The Russian Constitution makes great promises such as “everyone is guaranteed freedom of thought and speech” (Article 29.1) and “censorship is prohibited” (29.5). Almost no Russian citizen is naive enough to take these promises seriously. But bots don’t understand doublespeak. A chatbot tasked with upholding Russian laws and values might read that constitution, conclude that free speech is a core Russian value, and criticize the Putin regime for violating that value. How can Russian engineers explain to a chatbot that while the constitution guarantees freedom of speech, the chatbot shouldn’t actually believe in the constitution and point out the gap between theory and reality?

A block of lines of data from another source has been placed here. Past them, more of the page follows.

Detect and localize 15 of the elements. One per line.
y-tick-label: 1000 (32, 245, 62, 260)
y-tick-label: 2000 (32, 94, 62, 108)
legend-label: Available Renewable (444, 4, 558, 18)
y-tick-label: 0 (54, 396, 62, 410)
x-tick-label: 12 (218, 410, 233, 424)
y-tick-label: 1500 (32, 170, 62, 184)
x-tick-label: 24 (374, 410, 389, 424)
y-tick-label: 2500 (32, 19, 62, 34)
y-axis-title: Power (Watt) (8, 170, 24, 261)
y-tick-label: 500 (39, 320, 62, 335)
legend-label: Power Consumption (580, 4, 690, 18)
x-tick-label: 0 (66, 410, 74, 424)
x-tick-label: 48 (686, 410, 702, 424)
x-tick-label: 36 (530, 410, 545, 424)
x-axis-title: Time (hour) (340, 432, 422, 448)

In the long run, authoritarian regimes will face a greater threat: AIs can control them instead of criticizing them. Throughout history, the greatest threat to autocrats has usually come from their subordinates. No Roman emperor or Soviet prime minister was overthrown by a democratic revolution, but they were always in danger of being overthrown or turned into puppets by their subordinates. In 2025, a dictator who gives artificial intelligences too much power could become their puppet down the road.
Dictatorships are more susceptible to this kind of algorithmic takeover than democracies. In a decentralized democratic system like the US, even a super-Machiavellian AI would have a hard time gathering power. Even if AI learns to manipulate the US president, it may face resistance from Congress, the Supreme Court, state governors, the media, large corporations, and various NGOs. How would the algorithm deal with, say, a Senate filibuster? It is easier to seize power in a highly centralized system. To break an authoritarian network, AI only needs to manipulate one paranoid individual.